Japan has been one of the first major economies to establish a legal framework for stablecoins. Under the Payment Services Act, banks, trust companies, and licensed money transfer providers can issue regulated tokens. That gives stablecoin projects a clearer legal route than in many other major markets. Stablecoin activity in Japan has accelerated as financial institutions test blockchain-based settlement under regulated structures. SBI Holdings and Startale Group recently announced JPYSC, a trust bank-backed yen stablecoin designed for institutional and cross-border settlement. Ripple USD, another dollar-denominated stablecoin, has also launched in Japan. These moves show that Japan’s stablecoin market is developing on two tracks. Yen stablecoins are being built for domestic and institutional settlement, while dollar stablecoins are being positioned for cross-border flows and global liquidity. The Circle-Nomura plan would sit in the second category, targeting Japanese companies that need faster access to dollar settlement. The timing also fits Japan’s broader effort to modernize digital asset regulation. Policymakers are moving closer to treating crypto assets under the Financial Instruments and Exchange Act rather than only under the Payment Services Act. That would bring digital assets closer to the regulatory treatment of traditional financial products.

What Does This Mean For Crypto Regulation And ETFs?

Japan’s digital asset framework is moving beyond stablecoins. Earlier in June, the Lower House passed a bill that would bring crypto assets under the country’s financial instruments framework. The change could open a path to crypto exchange-traded funds, lower tax treatment, tighter exchange oversight, disclosure requirements, and insider trading restrictions. The proposed tax change is especially important. Japan’s current crypto capital gains tax can reach 55%, a level that has long been viewed as a barrier to broader market participation. The new framework would reduce crypto gains tax to a 20% flat rate, bringing the asset class closer to the treatment of conventional financial investments. For stablecoin issuers and exchanges, this regulatory shift could make Japan more attractive as a launch market. Clearer rules may support institutional participation, while lower tax treatment could improve liquidity and investor activity if the reforms are finalized. For Circle and Nomura, the reported 2027 timeline gives the market time to adapt. Corporate clients will need legal clarity, operational controls, and integration with existing treasury systems before stablecoin FX settlement becomes routine. But Japan’s regulatory direction is increasingly supportive of tokenized settlement, provided it stays inside licensed and supervised channels.

Investor Takeaway

Japan is becoming a regulated proving ground for stablecoin settlement. If corporate FX use cases gain traction, stablecoins could move deeper into institutional payments, while Japan’s broader crypto reforms may improve the case for exchanges, issuers, and asset managers entering the market.

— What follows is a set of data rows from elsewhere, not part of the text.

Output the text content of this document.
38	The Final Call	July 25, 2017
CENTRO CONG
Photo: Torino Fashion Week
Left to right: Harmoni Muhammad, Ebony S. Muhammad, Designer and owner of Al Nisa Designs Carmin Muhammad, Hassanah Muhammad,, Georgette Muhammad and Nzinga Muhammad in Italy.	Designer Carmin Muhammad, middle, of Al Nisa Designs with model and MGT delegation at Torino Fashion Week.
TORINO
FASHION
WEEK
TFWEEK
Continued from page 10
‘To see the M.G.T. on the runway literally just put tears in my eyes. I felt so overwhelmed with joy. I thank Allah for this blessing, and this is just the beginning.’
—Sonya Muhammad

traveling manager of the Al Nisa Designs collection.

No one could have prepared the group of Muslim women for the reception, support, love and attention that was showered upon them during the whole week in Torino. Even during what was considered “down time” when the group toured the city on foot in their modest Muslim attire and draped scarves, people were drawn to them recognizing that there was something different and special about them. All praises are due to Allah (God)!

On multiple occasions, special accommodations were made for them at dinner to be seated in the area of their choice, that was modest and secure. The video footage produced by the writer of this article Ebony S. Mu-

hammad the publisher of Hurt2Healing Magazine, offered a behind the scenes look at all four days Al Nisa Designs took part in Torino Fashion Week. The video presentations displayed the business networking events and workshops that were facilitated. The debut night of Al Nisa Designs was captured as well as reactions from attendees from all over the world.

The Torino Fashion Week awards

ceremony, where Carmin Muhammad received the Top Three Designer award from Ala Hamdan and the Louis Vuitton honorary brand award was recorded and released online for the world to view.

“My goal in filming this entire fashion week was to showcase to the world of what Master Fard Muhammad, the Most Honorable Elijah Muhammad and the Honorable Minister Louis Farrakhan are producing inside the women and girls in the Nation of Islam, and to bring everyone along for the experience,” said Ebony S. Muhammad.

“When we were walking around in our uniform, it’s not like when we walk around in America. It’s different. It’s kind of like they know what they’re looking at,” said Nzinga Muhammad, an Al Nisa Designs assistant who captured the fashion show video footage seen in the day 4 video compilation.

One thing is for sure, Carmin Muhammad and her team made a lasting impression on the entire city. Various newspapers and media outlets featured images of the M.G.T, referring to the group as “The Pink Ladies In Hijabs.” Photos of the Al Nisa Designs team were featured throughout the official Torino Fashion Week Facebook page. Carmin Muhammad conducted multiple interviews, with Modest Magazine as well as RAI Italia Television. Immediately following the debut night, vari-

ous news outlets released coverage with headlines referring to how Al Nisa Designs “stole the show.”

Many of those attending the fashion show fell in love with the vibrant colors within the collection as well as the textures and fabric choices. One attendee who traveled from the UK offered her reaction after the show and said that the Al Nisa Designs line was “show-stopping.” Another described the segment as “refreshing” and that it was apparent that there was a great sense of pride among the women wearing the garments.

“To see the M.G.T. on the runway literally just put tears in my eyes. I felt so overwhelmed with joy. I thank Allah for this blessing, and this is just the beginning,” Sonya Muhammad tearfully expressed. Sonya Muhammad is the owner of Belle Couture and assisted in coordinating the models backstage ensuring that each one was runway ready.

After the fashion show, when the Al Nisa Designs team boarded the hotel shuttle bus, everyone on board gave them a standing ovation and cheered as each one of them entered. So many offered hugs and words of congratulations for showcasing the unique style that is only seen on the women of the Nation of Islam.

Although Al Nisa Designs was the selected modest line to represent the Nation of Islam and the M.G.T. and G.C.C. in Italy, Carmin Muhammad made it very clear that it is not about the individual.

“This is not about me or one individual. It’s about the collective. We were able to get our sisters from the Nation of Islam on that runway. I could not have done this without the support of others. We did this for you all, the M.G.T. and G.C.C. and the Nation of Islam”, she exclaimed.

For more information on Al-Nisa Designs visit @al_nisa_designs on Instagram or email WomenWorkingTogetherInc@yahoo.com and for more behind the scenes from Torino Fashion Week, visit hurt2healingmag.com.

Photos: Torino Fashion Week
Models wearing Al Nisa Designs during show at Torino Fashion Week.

Why The Market Impact Could Be Larger Than One Partnership

The Circle-Nomura plan matters because it connects stablecoins to a specific institutional problem: slow cross-border FX settlement. That is a more durable use case than speculative trading demand and could help stablecoins compete with parts of the correspondent banking and treasury infrastructure market. The main constraint is execution. Corporate adoption will depend on liquidity, redemption confidence, regulatory approval, accounting treatment, and whether companies are comfortable holding tokenized dollars even briefly during settlement. Banks will also need to decide whether stablecoins are a threat to existing payment revenue or a tool they can integrate into client services. Japan’s advantage is that policymakers have already created a regulated stablecoin framework and are moving toward a broader financial-products structure for crypto. That gives firms a clearer path to build services for institutions rather than operate in a legal gray zone. If the service launches in 2027, it could become an early test of whether dollar stablecoins can move from crypto exchanges into mainstream corporate finance. For investors, the key question is whether stablecoins remain mainly a trading-market liquidity tool or become part of regulated foreign exchange and settlement infrastructure.